Introducing Striplog

Last week I mentioned we'd been working on a project called striplog. I told you it was "a new Python library for manipulating well data, especially irregularly sampled, interval-based, qualitative data like cuttings descriptions"... but that's all. I thought I'd tell you a bit more about it — why we built it, what it does, and how you can use it yourself.

The problem we were trying to solve

The project was conceived with the Nova Scotia Department of Energy, who had a lot of cuttings and core descriptions that they wanted to digitize, visualize, and archive. They also had some hand-drawn striplog images — similar to the one on the right — that needed to be digitized in the same way. So there were a few problems to solve:

  • Read a striplog image and a legend, turn the striplog into tops, bases, and 'descriptions', and finally save the data to an archive-friendly LAS file.
  • Parse natural language 'descriptions', converting them into structured data via an arbitrary lexicon. The lexicon determines how we interpret the words 'sandstone' or 'fine grained'.
  • Plot striplogs with minimal effort, and keep plotting parameters separate from data. It should be easy to globally change the appearance of a particular lithology.
  • Make all of this completely agnostic to the data type, so 'descriptions' might be almost anything you can think of: special core analyses, palaeontological datums, chronostratigraphic intervals...

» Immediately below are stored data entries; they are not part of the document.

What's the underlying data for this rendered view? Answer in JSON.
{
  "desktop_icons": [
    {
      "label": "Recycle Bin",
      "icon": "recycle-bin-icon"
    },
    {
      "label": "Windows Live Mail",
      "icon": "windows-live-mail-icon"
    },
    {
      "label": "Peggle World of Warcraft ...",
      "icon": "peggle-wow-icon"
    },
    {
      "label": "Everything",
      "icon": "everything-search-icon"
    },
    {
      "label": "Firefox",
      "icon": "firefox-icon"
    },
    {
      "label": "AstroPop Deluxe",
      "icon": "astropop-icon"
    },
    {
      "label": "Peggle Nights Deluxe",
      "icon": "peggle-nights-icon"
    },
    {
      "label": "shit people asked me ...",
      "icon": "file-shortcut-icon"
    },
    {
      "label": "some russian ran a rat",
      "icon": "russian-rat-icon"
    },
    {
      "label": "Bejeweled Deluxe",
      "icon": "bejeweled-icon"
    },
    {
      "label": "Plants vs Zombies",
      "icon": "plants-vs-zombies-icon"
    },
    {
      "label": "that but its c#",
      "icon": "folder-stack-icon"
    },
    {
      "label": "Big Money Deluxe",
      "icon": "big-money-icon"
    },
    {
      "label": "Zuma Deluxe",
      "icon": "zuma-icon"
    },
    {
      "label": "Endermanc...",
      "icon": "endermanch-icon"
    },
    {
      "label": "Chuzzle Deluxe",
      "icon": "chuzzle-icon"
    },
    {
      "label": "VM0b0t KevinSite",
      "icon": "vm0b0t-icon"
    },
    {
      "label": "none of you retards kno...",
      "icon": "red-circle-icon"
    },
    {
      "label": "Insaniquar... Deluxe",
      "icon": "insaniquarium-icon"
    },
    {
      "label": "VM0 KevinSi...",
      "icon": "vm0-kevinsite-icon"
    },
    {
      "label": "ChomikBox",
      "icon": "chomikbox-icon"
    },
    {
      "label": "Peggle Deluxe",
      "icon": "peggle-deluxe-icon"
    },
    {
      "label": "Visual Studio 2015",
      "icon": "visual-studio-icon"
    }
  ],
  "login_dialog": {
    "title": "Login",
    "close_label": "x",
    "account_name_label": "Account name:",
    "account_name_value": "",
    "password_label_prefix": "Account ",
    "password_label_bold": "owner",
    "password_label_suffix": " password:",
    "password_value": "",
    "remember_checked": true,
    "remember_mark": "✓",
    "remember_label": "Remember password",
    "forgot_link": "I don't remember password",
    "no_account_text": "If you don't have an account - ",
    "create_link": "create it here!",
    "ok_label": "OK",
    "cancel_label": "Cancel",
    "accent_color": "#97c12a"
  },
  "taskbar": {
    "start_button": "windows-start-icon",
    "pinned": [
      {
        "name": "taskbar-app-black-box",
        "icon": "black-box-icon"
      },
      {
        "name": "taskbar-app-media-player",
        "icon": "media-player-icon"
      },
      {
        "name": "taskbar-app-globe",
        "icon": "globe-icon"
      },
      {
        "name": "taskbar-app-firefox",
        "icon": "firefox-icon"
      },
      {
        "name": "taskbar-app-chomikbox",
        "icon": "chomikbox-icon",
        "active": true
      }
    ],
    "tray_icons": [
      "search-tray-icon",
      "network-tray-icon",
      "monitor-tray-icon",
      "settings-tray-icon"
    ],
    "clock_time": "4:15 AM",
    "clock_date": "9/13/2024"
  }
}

The usual workaround, I mean solution, to this problem is to convert the descriptions into some sort of code, e.g. sandstone = 1, siltstone = 2, shale = 3, limestone = 4. Then you make a log, and plot it alongside your other curves or make your crossplots. But this is rather clunky, and if you lose the mapping, the log is useless. And we still have the other problems: reading images, parsing descriptions, plotting...

What we built

One of the project requirements was a Python library, so don't look for a pretty GUI or fancy web app. (This project took about 6 person-weeks; user interfaces take much longer to craft.) Our approach is always to try to cope with chaos, not fix it. So we tried to design something that would let the user bring whatever data they have: XLS, CSV, LAS, images.

The library has tools to, for example, read a bunch of cuttings descriptions (e.g. "Fine red sandstone with greenish shale flakes"), and convert them into Rocks — structured data with attributes like 'lithology' and 'colour', or whatever you like: 'species', 'sample number', 'seismic facies'. Then you can gather Rocks into Intervals (basically a list of one or more Rocks, with a top and base depth, height, or age). Then you can gather Intervals into a Striplog, which can, with the help of a Legend if you wish, plot itself or write itself to a CSV or LAS file.

The Striplog object has some useful features. For example, it's iterable in Python, so it's trivial to step over every unit and perform some query or analysis. Some tasks are built-in: Striplogs can summarize their own statistics, for example, and searching for 'sandstone' returns another Striplog object containing only those units matching the query.

  >>> striplog.find('sandstone')
  Striplog(4 Intervals, start=230.328820116, stop=255.435203095)

We can also do a reverse lookup, and see what's at some arbitrary depth:

  >>> striplog.depth(260).primary  # 'primary' gives the first component
  Rock("colour":"grey", "lithology":"siltstone")

You can read more in the documentation. And here's Striplog in a picture:

An attempt to represent striplog's objects, more or less arranged according to a workflow.

Where to get it

For the time being, the tool is only available as a Python library, for you to use on the command line, or in IPython Notebooks (follow along here). You can install striplog very easily:

  pip install striplog

Or you can clone the repo on GitHub. 

As a new project, it has some rough edges. In particular, the Well object is rather rough. The natural language processing could be much more sophisticated. The plotting could be cuter. If and when we unearth more use cases, we'll be hacking some more on it. In the meantime, we would welcome code or docs contributions of any kind, of course.

And if you think you have a use for it, give us a call. We'd love to help.


I think it's awesome that the government reached out to a small, Nova Scotia-based company to do this work, keeping tax dollars in the province. But even more impressive is that they had the conviction not only to allow allow but even to encourage us to open source it. This is exactly how it should be. In contrast, I was contacted recently by a company that is building a commercial plug-in for Petrel. They had received funding from the federal government to do this. I find this... odd.